President Bola Tinubu on Wednesday outlined 2024 spending plans projected at 27.5 trillion naira ($34.7 billion), of which 30% will go to pay borrowing costs. Spending on education will consume 7.9% of the budget while healthcare gets 5% and infrastructure a similar amount.
“The proposed budget seeks to achieve job-rich economic growth, macro-economic stability, a better investment environment, enhanced human capital development, as well as poverty reduction and greater access to social security,” Tinubu told lawmakes in the capital Abuja. It was his first budget presentation since taking office in May.
Direct allocations to social development and poverty reduction will only get 4% of the budget. In the six months through June, the nation spent a lofty $3.85 billion servicing debt. That compares with $8.1 billion in 2022.
High debt-service costs complicate Tinubu’s goal to double the size of Africa’s largest economy to $1 trillion by 2030 and lift 100 million of its people out of poverty.

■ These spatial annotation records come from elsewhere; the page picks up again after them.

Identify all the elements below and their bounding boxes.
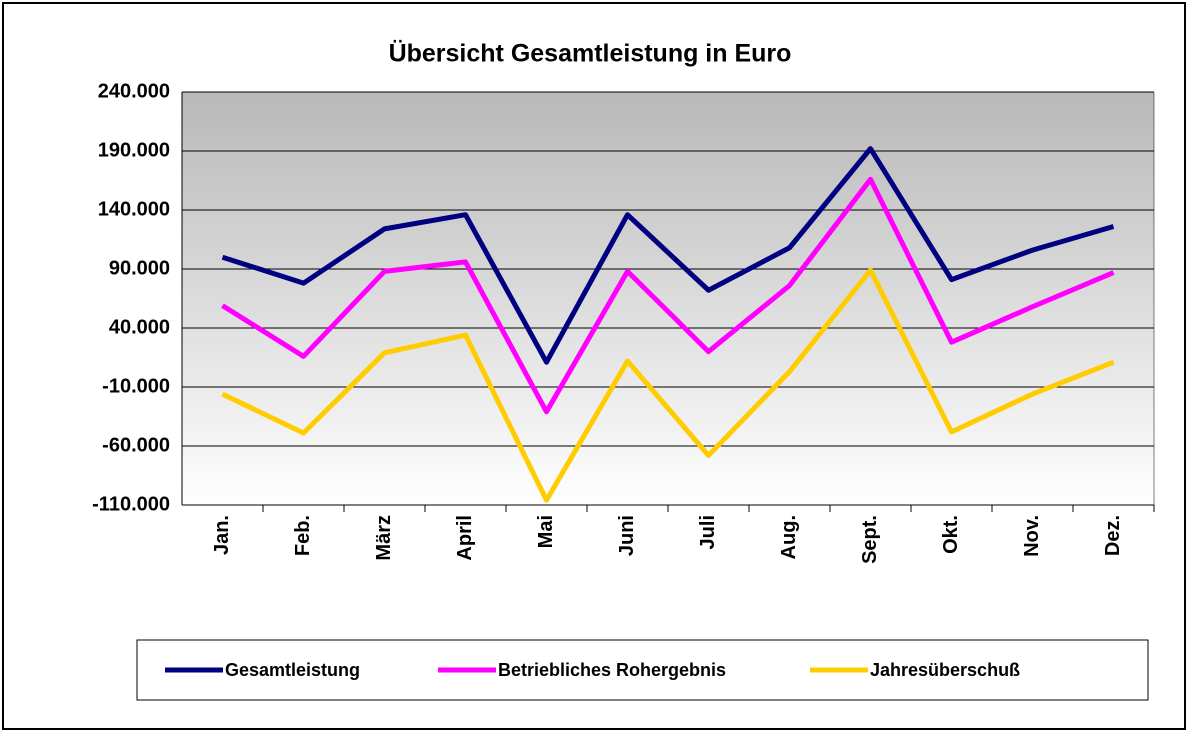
legend-label: Jahresüberschuß (870, 660, 1020, 680)
x-tick-label: Dez. (1102, 515, 1124, 556)
chart-title: Übersicht Gesamtleistung in Euro (389, 39, 792, 68)
y-tick-label: -10.000 (102, 375, 170, 397)
series-line (221, 146, 1115, 365)
x-tick-label: Feb. (292, 515, 314, 556)
legend (136, 639, 1149, 701)
x-tick-label: Okt. (940, 515, 962, 554)
x-tick-label: März (373, 515, 395, 561)
y-tick-label: 140.000 (98, 198, 170, 220)
legend-label: Betriebliches Rohergebnis (498, 660, 726, 680)
x-tick-label: Juni (616, 515, 638, 556)
y-tick-label: 90.000 (109, 257, 170, 279)
x-tick-label: Nov. (1021, 515, 1043, 557)
y-tick-label: -60.000 (102, 434, 170, 456)
y-tick-label: -110.000 (92, 493, 170, 515)
y-tick-label: 190.000 (98, 139, 170, 161)
x-tick-label: Mai (535, 515, 557, 548)
x-tick-label: Aug. (778, 515, 800, 559)
plot-area (182, 92, 1154, 505)
x-tick-label: Jan. (211, 515, 233, 555)
legend-label: Gesamtleistung (225, 660, 360, 680)
x-tick-label: April (454, 515, 476, 561)
y-tick-label: 240.000 (98, 80, 170, 102)
series-line (221, 267, 1115, 503)
x-tick-label: Sept. (859, 515, 881, 564)
series-line (221, 176, 1115, 415)
y-tick-label: 40.000 (109, 316, 170, 338)
x-tick-label: Juli (697, 515, 719, 549)
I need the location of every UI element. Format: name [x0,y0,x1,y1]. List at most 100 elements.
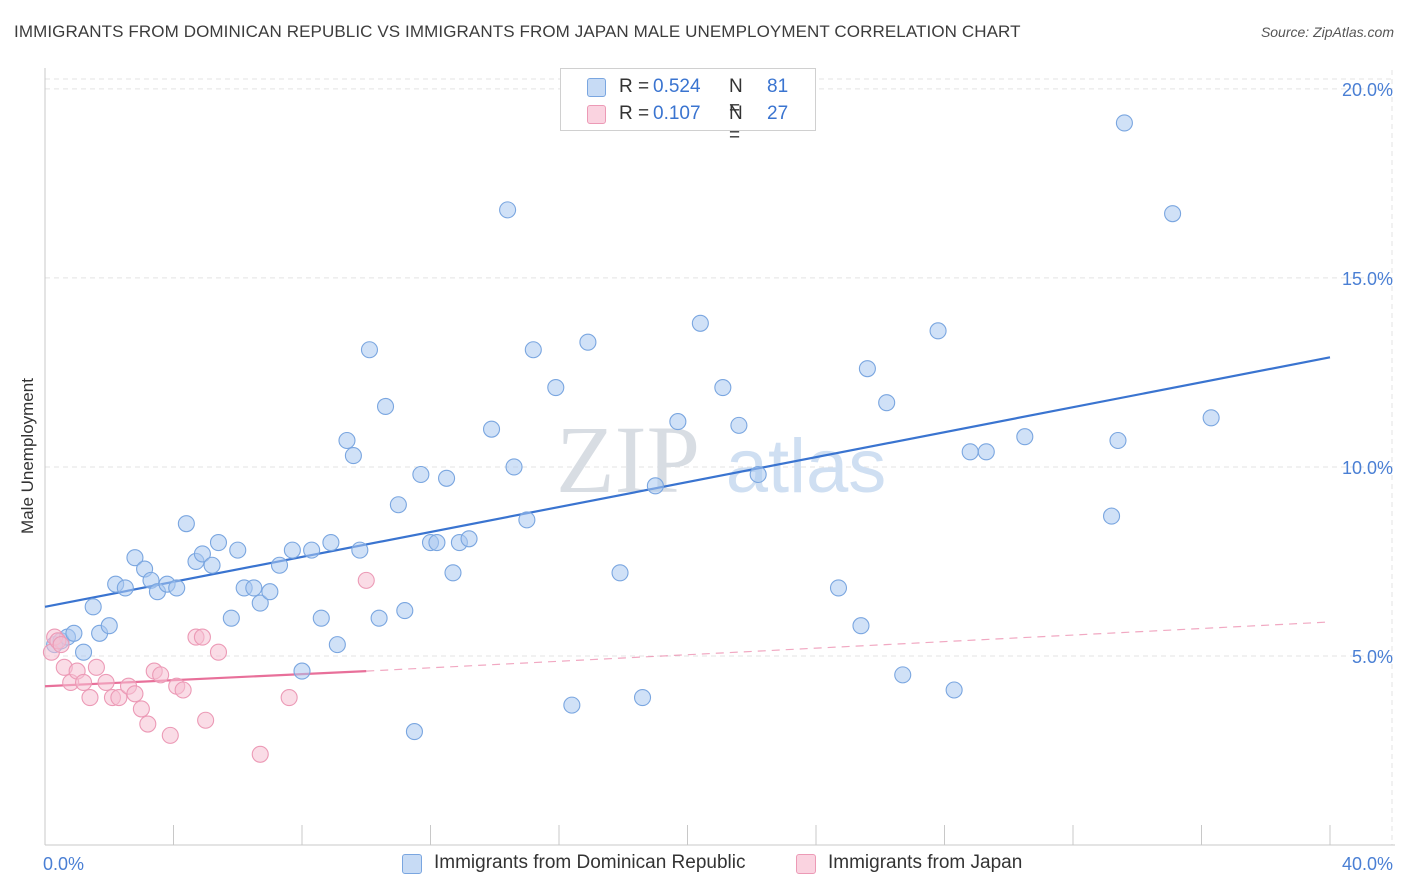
point-dominican [669,413,687,431]
point-japan [209,643,228,661]
point-japan [132,700,150,718]
legend-n-label: N = [729,76,743,119]
point-japan [152,666,170,684]
point-dominican [283,541,301,559]
point-dominican [714,379,732,397]
point-dominican [444,564,462,582]
point-dominican [482,420,501,438]
point-dominican [261,583,279,601]
point-japan [97,673,115,691]
point-dominican [691,314,709,332]
point-japan [193,628,211,646]
legend-n-value: 81 [767,76,789,97]
point-dominican [328,636,346,654]
data-points [42,114,1220,763]
point-dominican [193,545,211,563]
legend-swatch-japan [796,854,816,874]
trendline-dominican [44,356,1331,608]
point-japan [197,711,215,729]
point-dominican [251,594,269,612]
point-dominican [203,556,221,574]
point-dominican [524,341,542,359]
point-dominican [611,564,629,582]
legend-label-dominican: Immigrants from Dominican Republic [434,852,746,873]
point-japan [357,571,375,589]
point-dominican [730,416,748,434]
point-dominican [376,397,395,416]
point-japan [251,745,269,763]
y-tick-label: 15.0% [1342,269,1393,289]
point-japan [280,689,298,707]
point-dominican [428,534,446,552]
point-japan [75,673,93,691]
legend-r-value: 0.524 [653,76,701,97]
point-dominican [116,579,134,597]
point-dominican [961,443,979,461]
legend-n-label: N = [729,103,743,146]
point-dominican [1202,409,1220,427]
source-label: Source: ZipAtlas.com [1260,24,1394,40]
legend-n-value: 27 [767,103,789,124]
point-dominican [370,609,388,627]
point-dominican [303,541,321,559]
point-japan [110,689,128,707]
point-dominican [977,443,995,461]
point-japan [87,658,105,676]
y-tick-label: 5.0% [1352,647,1393,667]
point-dominican [412,465,430,484]
point-dominican [460,530,478,548]
point-dominican [344,447,362,465]
point-dominican [929,322,947,340]
point-dominican [499,201,517,219]
point-japan [126,685,144,703]
point-dominican [852,617,870,635]
point-dominican [351,541,369,559]
legend-label-japan: Immigrants from Japan [828,852,1023,873]
point-dominican [322,534,340,552]
x-tick-label: 0.0% [43,854,84,874]
point-dominican [646,477,664,495]
point-dominican [293,662,311,680]
point-dominican [168,579,186,597]
point-dominican [100,617,118,635]
point-dominican [360,341,379,359]
point-dominican [518,511,536,529]
point-dominican [270,556,289,574]
axes [44,68,1395,846]
point-dominican [1109,431,1127,450]
correlation-legend: R = 0.524 N = 81 R = 0.107 N = 27 [560,68,816,146]
point-dominican [749,465,767,484]
legend-r-value: 0.107 [653,103,701,124]
point-dominican [1103,507,1121,525]
legend-r-label: R = [619,76,650,97]
point-dominican [389,496,407,514]
chart-title: IMMIGRANTS FROM DOMINICAN REPUBLIC VS IM… [14,22,1021,41]
point-dominican [505,458,523,476]
point-dominican [633,689,652,707]
watermark-atlas: atlas [726,424,887,509]
y-tick-label: 10.0% [1342,458,1393,478]
point-japan [52,636,70,654]
point-dominican [222,609,240,627]
point-japan [81,689,99,707]
point-dominican [126,549,144,567]
point-dominican [563,696,581,714]
point-japan [161,726,179,744]
point-japan [174,681,192,699]
point-dominican [65,624,83,642]
point-dominican [858,360,876,378]
point-dominican [209,534,228,552]
point-dominican [945,681,963,699]
point-dominican [405,723,423,741]
point-dominican [312,609,330,627]
point-dominican [1016,428,1034,446]
legend-swatch-dominican [402,854,422,874]
point-dominican [829,579,848,597]
point-japan [139,715,157,733]
point-dominican [338,431,356,450]
point-dominican [579,333,597,351]
point-dominican [177,515,195,533]
trendline-japan-extension [366,621,1331,672]
point-dominican [438,469,456,487]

To tackle this, the government set an ambitious revenue target of 18.3 trillion naira for 2024, which if achieved will result in debt-service costs consuming 45% of projected revenue, compared with 98% this year, and a narrower budget deficit.
“Our target is to increase the ratio of revenue to GDP from less than 10% currently to 18% within the term of this administration,” Tinubu said. “Government will make efforts to further contain financial leakages through effective implementation of key public financial management reforms.”
In the past, revenue has fallen short of forecast and forced the government to rely significantly on borrowing to meet its public spending needs. However, revenue collection looks to have improved as the government raised revenue of 8.65 trillion naira in the nine months through September, which was above the target for the period, Atiku Bagudu, minister for budget and national planning said Wednesday.
The World Bank estimates Nigeria’s 2021 revenue ratio was among the five lowest globally at about 7% of gross domestic product.
The 9.18 trillion naira budget-deficit forecast for next year will be funded mainly from new borrowing, proceeds from privation of government assets and lending from multilateral lenders including the World Bank and the African Development Bank.
“Government assets for which we are not generating revenue ‘might be best’ transferred to private hands,” Bagudu said.
The AfDB pledged a $1 billion loan for budget support as a “reward for ongoing macro-economic reforms,” Finance Minister Wale Edun said on Monday. The government also expects to receive $1.5 billion from the World Bank.
While the 2024 budget is based on an exchange rate of 750 naira per dollar, the government expect that reforms in the forex sector will see the naira strengthen from 2025, Bagudu said. The government targeting economic growth of 3.8% next year.
Africa’s largest crude producer projects that oil prices will average $77.96 per barrel and is targeting output at about 1.78 million barrels per day. That compares with an average of 1.35 million barrels per day in October and 1.57 million barrels a day in the past three years, according to the nation’s budget office.